Take time to deliberate, but when the time for action has arrived, stop thinking and go in.
- Napoleon

Saturday, March 24, 2007

Using Criticism

I hate criticism. Always have. But one thing I've learned is that even when it isn't constructive, it can be useful. (Unless it's just spiteful, and then it needs to be thrown away like the garbage it is.)

I've never run across a spiteful agent. (And hopefully never will.) However, reading though my rejections, I do run across a snippet here and there that is sometimes a wee painful.

Painful or not, they can be used to improve.

Last month I had an agent tell me she couldn't get into my characters. That one wasn't too helpful. She'd only read the first three chapters, and the kinds of people my MCs are don't lend themselves to an easy friendship. I get that. I wrote them that way on purpose. You can't put your best foot forward when you've got to spend the first three chapters of your debut fighting to make yourself heard. Myke's great, but warm and fluffy she ain't. Still, if I had been writing a different story, the criticism would have been very useful. In fact, that criticism of Caldera has helped me to improve my characters in Blink and made me think more about how I'm writing the characters in AWJ. In Blink, I want Mary to be sympathetic from the get-go and grow into being tough. (I still don't have a handle on the characters in AWJ, but I know I want at least one of the main characters to come off as less-than-sympathetic.)

What really made this whole idea stand out though was a letter I received recently. An agent told me that my theory in Caldera was implausible. (I've decided thatplausible is a wonderful word, btw. It rolls around in your brain, and slinks off your tongue. But I digress.)

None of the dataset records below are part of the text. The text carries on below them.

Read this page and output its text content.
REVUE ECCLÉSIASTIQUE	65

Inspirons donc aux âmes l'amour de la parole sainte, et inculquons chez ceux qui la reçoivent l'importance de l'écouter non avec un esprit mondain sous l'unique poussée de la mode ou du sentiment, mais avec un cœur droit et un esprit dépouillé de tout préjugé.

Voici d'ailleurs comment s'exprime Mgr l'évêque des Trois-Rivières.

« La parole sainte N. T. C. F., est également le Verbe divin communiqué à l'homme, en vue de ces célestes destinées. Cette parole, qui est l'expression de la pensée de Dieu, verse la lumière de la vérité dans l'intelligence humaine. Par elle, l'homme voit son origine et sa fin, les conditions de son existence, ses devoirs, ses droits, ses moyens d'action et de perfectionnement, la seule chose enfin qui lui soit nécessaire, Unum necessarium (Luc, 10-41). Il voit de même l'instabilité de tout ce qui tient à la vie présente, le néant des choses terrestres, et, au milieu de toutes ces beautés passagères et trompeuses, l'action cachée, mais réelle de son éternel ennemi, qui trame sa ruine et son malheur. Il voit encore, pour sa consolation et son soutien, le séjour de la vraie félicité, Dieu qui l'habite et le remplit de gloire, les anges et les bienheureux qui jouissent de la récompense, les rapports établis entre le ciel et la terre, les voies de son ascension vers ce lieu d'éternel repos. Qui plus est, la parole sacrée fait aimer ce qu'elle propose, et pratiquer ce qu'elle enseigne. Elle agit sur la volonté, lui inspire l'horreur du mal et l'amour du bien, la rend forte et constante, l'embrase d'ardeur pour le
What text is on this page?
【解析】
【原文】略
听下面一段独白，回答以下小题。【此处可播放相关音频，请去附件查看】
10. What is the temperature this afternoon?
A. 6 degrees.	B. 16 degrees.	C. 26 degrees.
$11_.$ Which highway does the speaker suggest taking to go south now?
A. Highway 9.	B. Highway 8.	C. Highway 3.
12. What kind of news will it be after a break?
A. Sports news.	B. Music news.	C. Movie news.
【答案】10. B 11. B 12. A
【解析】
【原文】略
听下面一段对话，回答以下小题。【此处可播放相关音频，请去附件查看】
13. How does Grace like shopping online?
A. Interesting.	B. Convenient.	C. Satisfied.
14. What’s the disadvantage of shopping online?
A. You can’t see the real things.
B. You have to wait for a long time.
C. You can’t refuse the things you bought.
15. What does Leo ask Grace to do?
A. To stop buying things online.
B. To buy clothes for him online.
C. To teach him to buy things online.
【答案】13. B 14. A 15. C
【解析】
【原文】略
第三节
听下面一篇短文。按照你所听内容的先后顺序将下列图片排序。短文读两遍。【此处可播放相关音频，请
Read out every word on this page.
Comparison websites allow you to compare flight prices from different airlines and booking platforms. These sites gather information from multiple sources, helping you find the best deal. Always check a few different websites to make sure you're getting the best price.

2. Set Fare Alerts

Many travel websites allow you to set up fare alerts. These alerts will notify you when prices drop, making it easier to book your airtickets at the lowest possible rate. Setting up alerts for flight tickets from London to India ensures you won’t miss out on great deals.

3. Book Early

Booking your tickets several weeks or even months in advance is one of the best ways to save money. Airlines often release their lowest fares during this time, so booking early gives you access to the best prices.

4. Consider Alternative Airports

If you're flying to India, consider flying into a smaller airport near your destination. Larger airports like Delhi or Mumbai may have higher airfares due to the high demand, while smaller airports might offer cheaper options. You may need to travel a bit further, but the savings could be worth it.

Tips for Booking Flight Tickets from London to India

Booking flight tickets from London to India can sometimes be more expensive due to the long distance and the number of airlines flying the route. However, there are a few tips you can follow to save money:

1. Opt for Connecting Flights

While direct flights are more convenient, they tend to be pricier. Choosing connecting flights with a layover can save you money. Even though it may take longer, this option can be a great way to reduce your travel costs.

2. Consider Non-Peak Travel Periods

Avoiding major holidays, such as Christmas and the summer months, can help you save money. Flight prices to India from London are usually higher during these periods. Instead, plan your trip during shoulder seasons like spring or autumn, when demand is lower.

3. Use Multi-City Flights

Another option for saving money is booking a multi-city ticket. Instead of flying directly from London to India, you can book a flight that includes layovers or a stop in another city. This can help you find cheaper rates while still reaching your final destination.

Anyway, it hit me like a ton of bricks tonight. He was right. And that was the point of part of the novel. It's part of the conflict. In the story, people think the theory is implausible, and that's part of the reason why the protagonist has such a tough time convincing people she's right. Criminitly! If it were easy, it wouldn't be a thriller for cripsakes. Gotta have that conflict, doncha know.

So I took that blinding flash of insight, and rewrote my blurb for the query letter. I'm still tweaking it, but I could almost kiss that agent. Too bad I sent out another few before I had this epiphany. I almost wish I could retract them all, but it's too late for that.

And it's too late for that one agent. Poor guy won't know what he missed until he sees my name on the bestseller list.

So, lesson learned here. You really can take life's little lemons and make lemonade. =oD

Get squeezing.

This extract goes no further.